3. Implement the recommendations: Roll out the recommended interventions, such as strengthening recruitment and training processes, improving supervision and feedback mechanisms, enhancing knowledge on danger signs and neonatal care, offering incentives and recognition, and strengthening coordination and management.

4. Monitor and evaluate: Continuously monitor the implementation of the recommendations and collect data on the selected indicators. This could involve conducting follow-up surveys, reviewing updated health records, and conducting interviews or focus group discussions with stakeholders.

5. Analyze the data: Analyze the collected data to assess the impact of the recommendations on the selected indicators. Compare the post-intervention data with the baseline data to determine any improvements in access to maternal health.

6. Draw conclusions and make recommendations: Based on the analysis of the data, draw conclusions about the effectiveness of the recommendations in improving access to maternal health. Identify any gaps or areas for further improvement and make recommendations for future interventions.
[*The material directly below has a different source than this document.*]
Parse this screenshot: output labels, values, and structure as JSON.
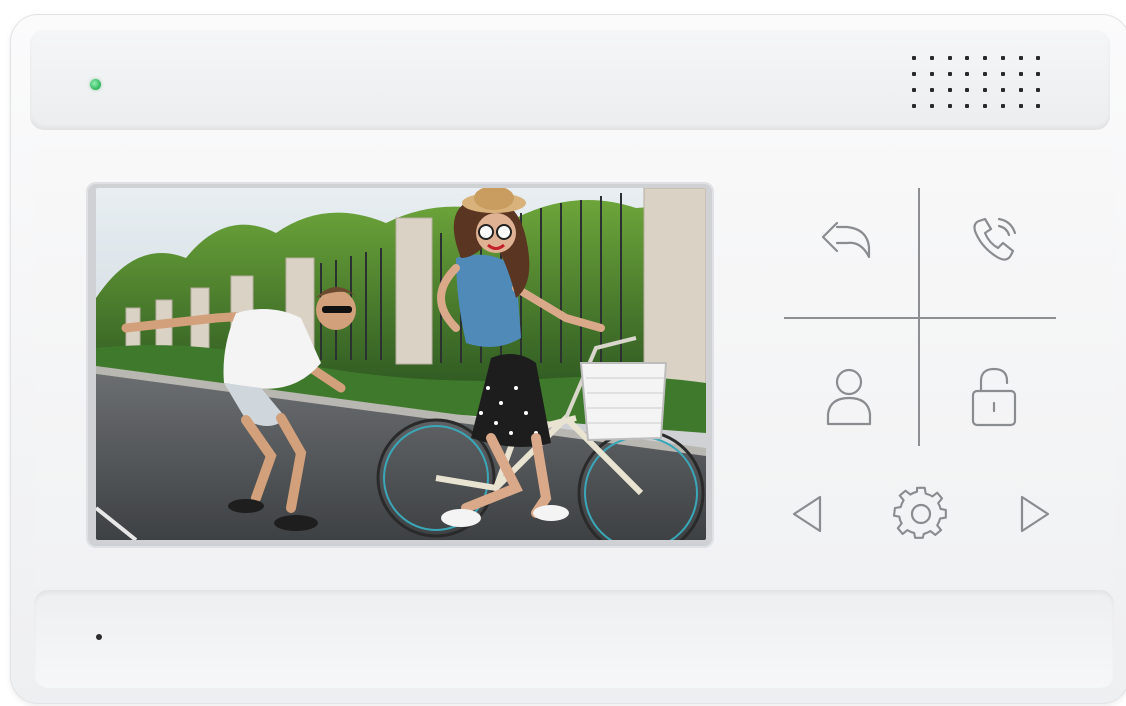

7. Disseminate findings: Share the findings of the impact assessment with relevant stakeholders, including policymakers, healthcare providers, and community members. Use the findings to advocate for further investment and support in improving access to maternal health.

By following this methodology, it will be possible to simulate the impact of the recommendations on improving access to maternal health and provide evidence-based insights for future interventions.